6. Suitability for the program. The site must be able to accommodate the operational requirements of the activities envisioned for it.
7. Development costs. Costs related to size, shape, topography, utilities, condition, and special character are within the established budget for the project.
The completion of development strategies will facilitate the preparation (presumably by consultants and planning staff) of a set of alternative plans for review and recommendations by the committee. These detailed plans with associated costs will allow the committee to evaluate and select options that are within the budget parameters and the specific goals and objectives approved in step 2.
From among the various plans prepared in step 6, the committee selects its final recommendations for review and approval by the central officers. To do this it is necessary to assess the costs and expected results of each plan under review, as well as to determine how each plan matches the goals and objectives, in order to select the plans that will be further documented and presented to the administration for its approval.
The appropriate reviews and consultation with internal and external campus constituents and final approval by the central officers, ensuring that the plan is consistent with the campus master plan, are needed in order for the committee to complete the final step in the facilities planning process.

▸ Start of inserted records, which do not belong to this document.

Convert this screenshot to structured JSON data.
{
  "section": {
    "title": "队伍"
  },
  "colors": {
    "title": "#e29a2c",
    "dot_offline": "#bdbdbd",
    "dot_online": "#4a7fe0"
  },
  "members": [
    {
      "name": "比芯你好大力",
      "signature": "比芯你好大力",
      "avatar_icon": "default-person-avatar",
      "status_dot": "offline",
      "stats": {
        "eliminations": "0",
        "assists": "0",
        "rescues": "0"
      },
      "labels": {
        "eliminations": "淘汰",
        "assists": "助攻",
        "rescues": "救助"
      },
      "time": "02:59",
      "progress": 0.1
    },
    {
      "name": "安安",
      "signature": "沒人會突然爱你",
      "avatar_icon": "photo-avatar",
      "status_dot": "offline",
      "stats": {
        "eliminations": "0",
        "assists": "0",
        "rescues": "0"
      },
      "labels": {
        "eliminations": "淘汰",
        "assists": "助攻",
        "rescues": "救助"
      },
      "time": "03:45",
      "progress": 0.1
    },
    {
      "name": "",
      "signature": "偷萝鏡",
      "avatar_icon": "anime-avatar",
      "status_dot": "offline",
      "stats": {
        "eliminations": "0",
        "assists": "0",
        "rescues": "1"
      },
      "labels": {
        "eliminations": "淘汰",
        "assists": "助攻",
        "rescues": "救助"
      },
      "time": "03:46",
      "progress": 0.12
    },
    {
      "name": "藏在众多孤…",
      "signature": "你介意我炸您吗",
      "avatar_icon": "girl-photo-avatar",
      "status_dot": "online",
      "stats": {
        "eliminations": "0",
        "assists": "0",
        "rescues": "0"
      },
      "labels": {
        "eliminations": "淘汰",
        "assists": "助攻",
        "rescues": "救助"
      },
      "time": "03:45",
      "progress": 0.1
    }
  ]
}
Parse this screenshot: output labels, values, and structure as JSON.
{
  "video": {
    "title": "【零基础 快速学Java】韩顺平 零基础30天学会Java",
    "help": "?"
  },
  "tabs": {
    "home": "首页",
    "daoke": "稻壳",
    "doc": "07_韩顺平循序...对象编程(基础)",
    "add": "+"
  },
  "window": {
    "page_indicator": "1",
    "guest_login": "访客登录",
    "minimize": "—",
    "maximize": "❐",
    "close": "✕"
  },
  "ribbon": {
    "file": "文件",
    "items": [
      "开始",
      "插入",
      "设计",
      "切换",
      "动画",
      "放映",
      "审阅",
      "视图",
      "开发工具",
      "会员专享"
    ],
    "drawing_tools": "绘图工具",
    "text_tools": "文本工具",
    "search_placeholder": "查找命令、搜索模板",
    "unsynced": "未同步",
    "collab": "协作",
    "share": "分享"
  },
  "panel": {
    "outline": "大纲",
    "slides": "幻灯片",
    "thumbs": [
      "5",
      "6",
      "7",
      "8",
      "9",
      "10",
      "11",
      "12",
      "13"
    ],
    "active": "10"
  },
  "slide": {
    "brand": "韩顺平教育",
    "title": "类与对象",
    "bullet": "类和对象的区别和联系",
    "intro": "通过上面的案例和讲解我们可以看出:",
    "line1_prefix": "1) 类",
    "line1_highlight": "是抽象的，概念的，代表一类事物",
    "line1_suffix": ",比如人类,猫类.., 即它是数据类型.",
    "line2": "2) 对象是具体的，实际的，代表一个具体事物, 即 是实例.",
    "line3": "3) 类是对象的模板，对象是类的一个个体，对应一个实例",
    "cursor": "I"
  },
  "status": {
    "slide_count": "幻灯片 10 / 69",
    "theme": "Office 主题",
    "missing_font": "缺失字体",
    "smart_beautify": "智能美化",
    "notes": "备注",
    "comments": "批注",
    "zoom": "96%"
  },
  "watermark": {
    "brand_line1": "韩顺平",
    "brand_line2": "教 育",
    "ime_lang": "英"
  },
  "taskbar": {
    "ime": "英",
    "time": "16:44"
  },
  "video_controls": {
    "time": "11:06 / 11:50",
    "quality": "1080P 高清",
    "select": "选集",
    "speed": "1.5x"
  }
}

The institution may choose to take this phase of the plan to the board of regents for information and advisory purposes before the committee undertakes step 9.
This is the final step. With the approval of the proposed recreation facilities plan by central administration, the committee prepares a "plan of action," outlining a series of actions that the institution must take to fully implement the facilities plan. The action plan may include the establishment of funding phases, for example, as it is unlikely that total funding of the plan will be provided when it is completed. Funding usually comes from many sources and at different times (e.g., state appropriations, capital campaigns, student fees). A general phasing schedule for project construction is needed to accommodate existing programs and other campus projects.
The action plan should be clear, concise, and directive, laying out specific priorities, recommendations, schedules, costs, and the assignment of responsibilities. It should also include alternatives to facilitate changing conditions and priorities.
The plan for recreation facilities is only as effective as its execution by the campus decision makers. Unfortunately, many campus plans become promotional documents for capital fund drives but are rarely used to guide decisions on the physical development of the campus. In order for a plan to be an effective planning tool, an institution must establish a process for its implementation. The process must reflect the governance structure of the institution and the complexity of change it needs to address. Integral to the delivery of projects in the recreational plan is the need to be in conformance with the institution’s campus master plan. The acknowledgement on the part of recreational leaders that their needs are among the overall requirements of the campus master plan, consistent with the campus vision, will ensure more serious institutional support of their projects. Frequently, a smaller advisory committee (departmental administrators, faculty, and students) is appointed to provide continuous management of the plan. The committee keeps its ears and eyes attuned to the needs and changes that will keep the plan alive and in alignment with the campus master plan. The committee should recommend modifications or updating when conditions dictate in order to keep the plan current and the program competitive with its peers.